Che la struttura fonologica della parola sia l’elemento determinante in tutta questa fenomenologia è dimostrato dalla possibilità di pronunce variabili, con [s] o [z], per alcune parole, secondo il modo in cui i parlanti giudicano la loro struttura interna. Ne è un esempio dinosauro che, anche data l’esistenza della serie brontosauro, stegosauro, ecc., e soprattutto tirannosauro (il cui primo elemento è una parola esistente), è analizzato da molti parlanti come un composto, e quindi pronunciato con fricativa sorda anche in varietà settentrionali (9 a.). Da altri parlanti, al contrario, la stessa parola viene sentita come una forma semplice e quindi trattata come un’unica parola fonologica (9 b.).
Casi analoghi di variabilità sono quelli di parole come preside, bisettrice, che alcuni parlanti analizzano come formate con i prefissi pre- e di- e, anche in varietà settentrionali, pronunciano con la fricativa sorda (9 c.), riportandoli a strutture come quelle già viste in (7 e.). per asociale, bisessuale; da altri parlanti tali forme sono invece giudicate parole fonologiche semplici (9 d.; sulla variabilità dell’analisi morfologica di questo tipo di parole, cfr. Baroni 2001):
(9) a. [dino]PF [sauro]PF → dino[s]auro
b. [dinosauro]PF → dino[z]auro
c. pre[side]PF, bi[settrice]PF → pre[s]ide, bi[s]ettrice
d. [preside] PF, [bisettrice]PF → pre[z]ide, bi[z]ettrice
La fenomenologia della sonorizzazione di /s/ tra vocali evidenzia come la struttura e i processi della fonologia facciano riferimento a un costituente che non corrisponde nella totalità dei casi alla parola intesa come unità morfosintattica e semantica o come unità ortografica, e che può essere invece individuato nella parola fonologica.
Per altre proprietà della parola italiana, ➔ fonetica, ➔ fonologia, ➔ pronuncia.
TLIO (1997-) = Tesoro della lingua italiana delle origini, diretto da Pietro G. Beltrami (http://tlio.ovi.cnr.it/TLIO/).
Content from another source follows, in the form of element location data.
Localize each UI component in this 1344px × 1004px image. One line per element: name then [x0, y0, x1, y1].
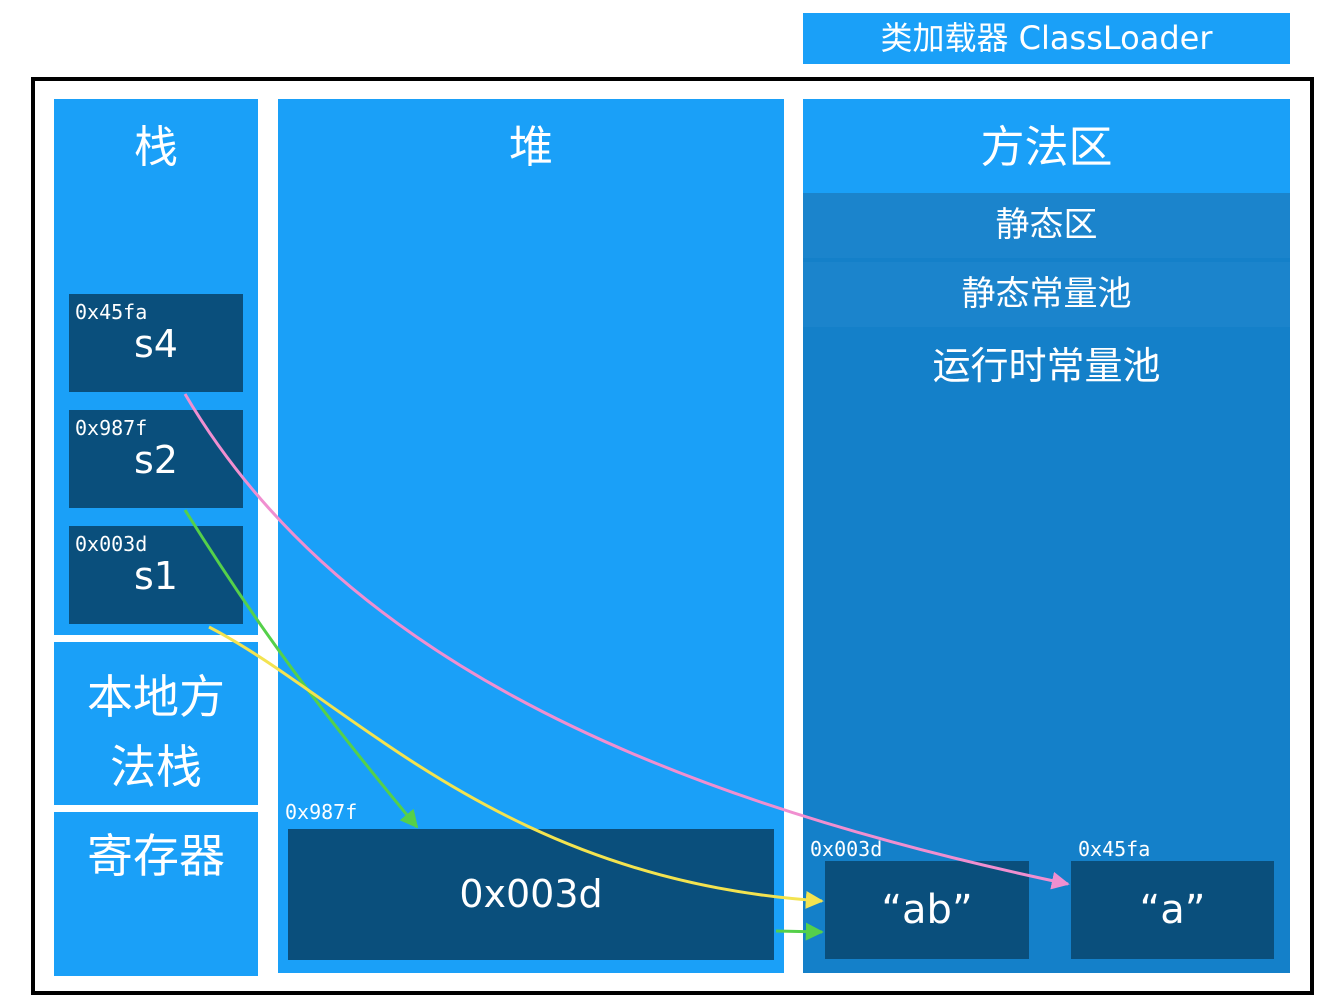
reference-arrows	[183, 393, 1070, 941]
arrow-s2-to-heap-object	[183, 509, 419, 829]
arrow-heap-object-to-ab	[775, 922, 824, 941]
arrow-s4-to-a	[183, 393, 1070, 890]
arrow-s1-to-ab	[208, 625, 824, 909]
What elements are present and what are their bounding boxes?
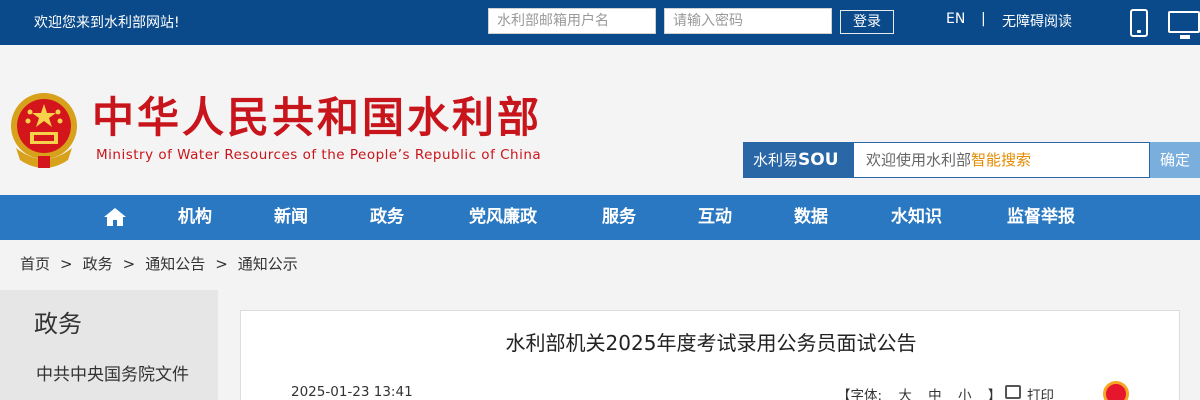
search-placeholder-prefix: 欢迎使用水利部	[866, 151, 972, 169]
font-large-button[interactable]: 大	[898, 388, 912, 400]
password-input[interactable]: 请输入密码	[664, 8, 832, 34]
font-size-control: 【字体: 大 中 小 】	[831, 384, 1007, 400]
login-button[interactable]: 登录	[840, 10, 894, 34]
font-label: 【字体:	[837, 388, 883, 400]
site-subtitle: Ministry of Water Resources of the Peopl…	[96, 147, 542, 163]
monitor-icon[interactable]	[1168, 11, 1200, 39]
left-sidebar: 政务 中共中央国务院文件	[0, 290, 218, 400]
search-logo-text: 水利易	[753, 151, 799, 169]
welcome-text: 欢迎您来到水利部网站!	[34, 15, 180, 31]
print-button[interactable]: 打印	[1027, 384, 1054, 400]
search-logo: 水利易SOU	[743, 142, 853, 178]
nav-item-institutions[interactable]: 机构	[178, 195, 212, 240]
phone-icon[interactable]	[1130, 9, 1148, 37]
national-emblem-icon	[11, 93, 77, 168]
search-placeholder-highlight: 智能搜索	[971, 151, 1032, 169]
site-title: 中华人民共和国水利部	[92, 93, 543, 142]
article-title: 水利部机关2025年度考试录用公务员面试公告	[505, 331, 917, 355]
search-logo-bold: SOU	[798, 150, 839, 170]
breadcrumb-separator: >	[122, 255, 136, 273]
font-close-bracket: 】	[987, 388, 1002, 400]
breadcrumb: 首页 > 政务 > 通知公告 > 通知公示	[20, 253, 298, 274]
nav-item-supervision-report[interactable]: 监督举报	[1007, 195, 1075, 240]
breadcrumb-notices[interactable]: 通知公告	[145, 253, 205, 274]
print-icon[interactable]	[1005, 385, 1021, 399]
main-nav: 机构 新闻 政务 党风廉政 服务 互动 数据 水知识 监督举报	[0, 195, 1200, 240]
username-input[interactable]: 水利部邮箱用户名	[488, 8, 656, 34]
sidebar-item-central-documents[interactable]: 中共中央国务院文件	[36, 360, 189, 385]
breadcrumb-home[interactable]: 首页	[20, 253, 50, 274]
article-card: 水利部机关2025年度考试录用公务员面试公告 2025-01-23 13:41 …	[240, 310, 1180, 400]
weibo-icon[interactable]	[1103, 381, 1129, 400]
nav-item-data[interactable]: 数据	[794, 195, 828, 240]
nav-item-news[interactable]: 新闻	[274, 195, 308, 240]
nav-item-party-integrity[interactable]: 党风廉政	[469, 195, 537, 240]
nav-item-government-affairs[interactable]: 政务	[370, 195, 404, 240]
lang-separator: |	[981, 11, 986, 27]
english-link[interactable]: EN	[946, 11, 965, 27]
nav-item-interaction[interactable]: 互动	[698, 195, 732, 240]
nav-item-services[interactable]: 服务	[602, 195, 636, 240]
sidebar-title: 政务	[34, 310, 82, 338]
breadcrumb-separator: >	[215, 255, 228, 273]
search-button[interactable]: 确定	[1150, 142, 1200, 178]
breadcrumb-notice-publicity[interactable]: 通知公示	[238, 253, 298, 274]
font-medium-button[interactable]: 中	[928, 388, 942, 400]
article-date: 2025-01-23 13:41	[291, 384, 413, 400]
breadcrumb-separator: >	[60, 255, 73, 273]
nav-item-water-knowledge[interactable]: 水知识	[891, 195, 942, 240]
home-icon[interactable]	[103, 207, 127, 227]
search-input[interactable]: 欢迎使用水利部智能搜索	[853, 142, 1150, 178]
accessible-reading-link[interactable]: 无障碍阅读	[1002, 11, 1072, 31]
top-bar: 欢迎您来到水利部网站! 水利部邮箱用户名 请输入密码 登录 EN | 无障碍阅读	[0, 0, 1200, 45]
font-small-button[interactable]: 小	[958, 388, 972, 400]
breadcrumb-government-affairs[interactable]: 政务	[83, 253, 113, 274]
site-header: 中华人民共和国水利部 Ministry of Water Resources o…	[0, 45, 1200, 195]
Baroni, Marco (2001), The representation of prefixed forms in the Italian lexicon. Evidence from the distribution of intervocalic [s] and [z] in Northern Italian, in Yearbook of morphology 1999, edited by G. Booij & Z. van Marle, Dordrecht, Kluwer Academic Publishers, pp. 121-152.
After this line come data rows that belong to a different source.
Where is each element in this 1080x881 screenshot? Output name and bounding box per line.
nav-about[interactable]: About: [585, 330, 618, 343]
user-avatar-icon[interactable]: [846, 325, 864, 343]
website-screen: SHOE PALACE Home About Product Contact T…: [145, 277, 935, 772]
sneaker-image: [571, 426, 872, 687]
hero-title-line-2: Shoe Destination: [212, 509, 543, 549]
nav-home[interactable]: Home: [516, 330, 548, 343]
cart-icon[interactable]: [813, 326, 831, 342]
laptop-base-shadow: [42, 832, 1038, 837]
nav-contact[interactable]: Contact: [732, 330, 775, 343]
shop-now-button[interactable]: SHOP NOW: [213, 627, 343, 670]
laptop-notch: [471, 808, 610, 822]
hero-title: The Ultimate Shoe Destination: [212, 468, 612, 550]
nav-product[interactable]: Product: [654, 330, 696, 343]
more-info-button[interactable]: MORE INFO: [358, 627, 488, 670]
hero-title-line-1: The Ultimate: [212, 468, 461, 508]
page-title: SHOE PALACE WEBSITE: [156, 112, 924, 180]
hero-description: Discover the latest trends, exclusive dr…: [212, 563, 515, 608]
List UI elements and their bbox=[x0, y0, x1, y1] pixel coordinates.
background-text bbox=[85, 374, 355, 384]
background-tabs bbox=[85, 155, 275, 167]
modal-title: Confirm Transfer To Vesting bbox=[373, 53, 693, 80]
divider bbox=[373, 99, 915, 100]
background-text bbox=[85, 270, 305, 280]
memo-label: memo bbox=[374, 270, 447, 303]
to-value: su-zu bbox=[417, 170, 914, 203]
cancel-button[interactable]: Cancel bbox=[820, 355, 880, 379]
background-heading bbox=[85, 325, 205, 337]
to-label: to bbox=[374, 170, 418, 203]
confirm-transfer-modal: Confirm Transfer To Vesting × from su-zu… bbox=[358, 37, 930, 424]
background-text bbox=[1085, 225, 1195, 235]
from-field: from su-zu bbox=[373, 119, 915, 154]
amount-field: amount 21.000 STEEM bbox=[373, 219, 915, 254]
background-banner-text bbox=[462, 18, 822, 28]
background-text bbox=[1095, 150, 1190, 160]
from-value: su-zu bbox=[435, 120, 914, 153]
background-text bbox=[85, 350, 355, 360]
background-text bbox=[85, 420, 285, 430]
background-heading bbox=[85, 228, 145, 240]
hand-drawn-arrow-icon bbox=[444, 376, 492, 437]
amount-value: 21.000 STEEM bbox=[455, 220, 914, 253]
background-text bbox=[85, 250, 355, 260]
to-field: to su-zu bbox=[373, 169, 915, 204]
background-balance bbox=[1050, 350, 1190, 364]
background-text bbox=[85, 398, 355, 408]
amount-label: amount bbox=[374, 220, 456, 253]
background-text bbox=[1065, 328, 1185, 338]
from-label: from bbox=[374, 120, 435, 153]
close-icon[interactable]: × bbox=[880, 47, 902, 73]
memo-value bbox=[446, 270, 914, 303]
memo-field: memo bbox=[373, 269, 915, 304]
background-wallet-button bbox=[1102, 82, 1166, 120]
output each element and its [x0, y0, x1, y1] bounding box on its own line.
Hall, Tracy A. (1999), The phonological word: a review, in Ead. & Kleinhenz, Ursula (edited by), Studies on the phonological word, Amsterdam - Philadelphia, John Benjamins, pp. 1-22.
Nespor, Marina & Bafile, Laura (2008), I suoni del linguaggio, Bologna, il Mulino.
Nespor, Marina & Vogel, Irene (1986), Prosodic phonology, Dordrecht, Foris Publications.
Rohlfs, Gerhard (1966), Grammatica storica della lingua italiana e dei suoi dialetti, Torino, Einaudi, 3 voll., vol. 1° (Fonetica) (1a ed. Historische Grammatik der italienischen Sprache und ihrer Mundarten, Bern, Francke, 1949-1954, 3 voll., vol. 1°, Lautlehre).
Thornton, Anna M. (1996), On some phenomena of prosodic morphology in Italian: accorciamenti, hypocoristics and prosodic delimitation, «Probus» 8, pp. 81-112.